Pretinha d’Angola – A dança das pretinhas de Angola é de origem africana, trazida por escravos de Angola que se estabeleceram nas proximidades do Rio Tapajós, mais precisamente no município de Santarém. Essa dança foi muito cultivada quando as escravas africanas e suas descendentes reuniam-se na praça matriz, em frente à igreja, para a interpretação dessa belíssima manifestação coreográfica. De um modo geral, a formação para a dança é de círculo. É exclusivamente dançada por mulheres.

Dança do Siriá – Originária de Cametá, a dança é considerada uma expressão impetuosa de amor, de sedução, de gratidão. O nome siriá surgiu devido à distorção lingüística dos caboclos e escravos da região, quando eles saciavam sua fome com grande quantidade de siris, que denominavam de siriá.

Pinduca, o Rei do Carimbó – Aurino Quirino Gonçalves, o popular Pinduca, foi o responsável pela difusão do carimbó pelo mundo afora. Não fosse ele, talvez somente parte do Pará conheceria esse segmento alegre e dançante da música do Estado. A exemplo do Boi de Parintins, que teve de se valer de instrumentos eletrônicos e artifícios cênicos para ganhar o público mundial, Pinduca popularizou o ritmo com os mesmos ingredientes e ainda motivou artistas ao carimbó, como Eliana Pitman e Roberto Leal.
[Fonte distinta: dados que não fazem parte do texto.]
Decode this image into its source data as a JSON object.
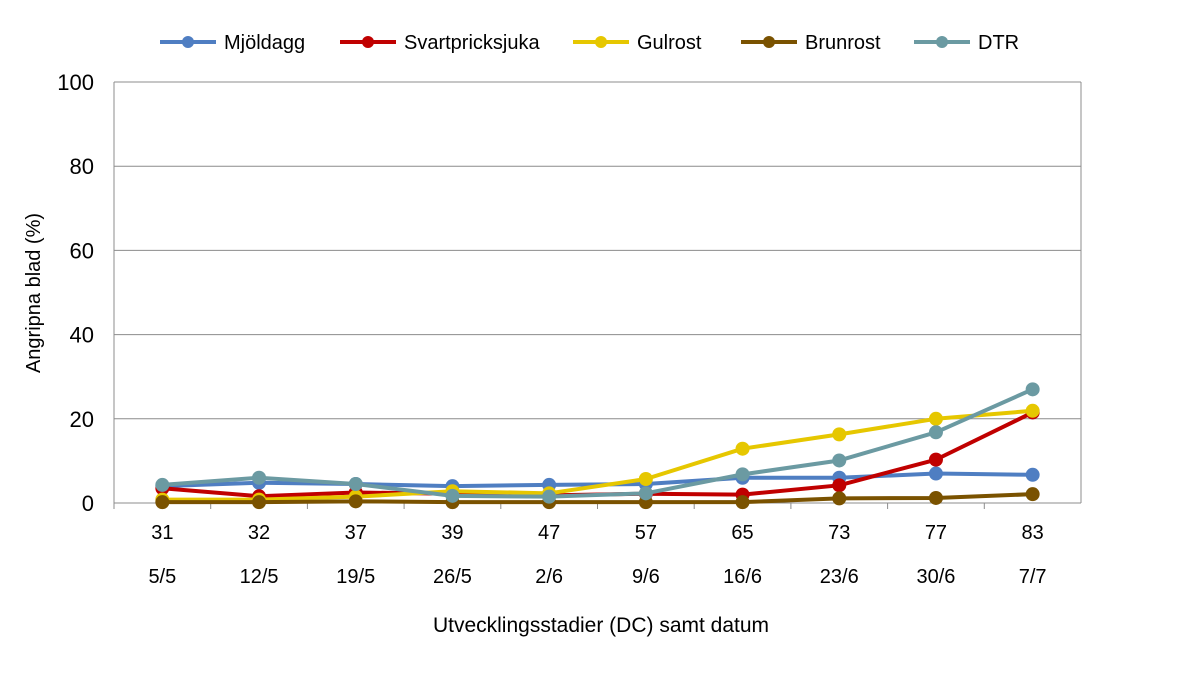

Ele conta que Eliana Pitman teve contato com o carimbó, pela primeira vez, em Fortaleza (CE), ouvindo um de seus discos em uma barraca de praia. A artista gostou da música e entrou em contato com Pinduca. Daí foi o passo que o carimbó precisava para ganhar o País. Pinduca tem 28 discos gravados em 33 anos de carreira, levando o ritmo, juntamente com o sirimbó, o siriá e a lambada, para a Bolívia, o Peru, a Colômbia, Angola e a Guiana Francesa, onde faz sucesso. Apresentou o carimbó em centenas de shows e em programas de TV de apresentadores como Chacrinha, Raul Gil, Gugu Liberato, Sílvio Santos e outros, sempre como representante da música paraense.

Fonte: Revista Amazon View – p. 5 a 8.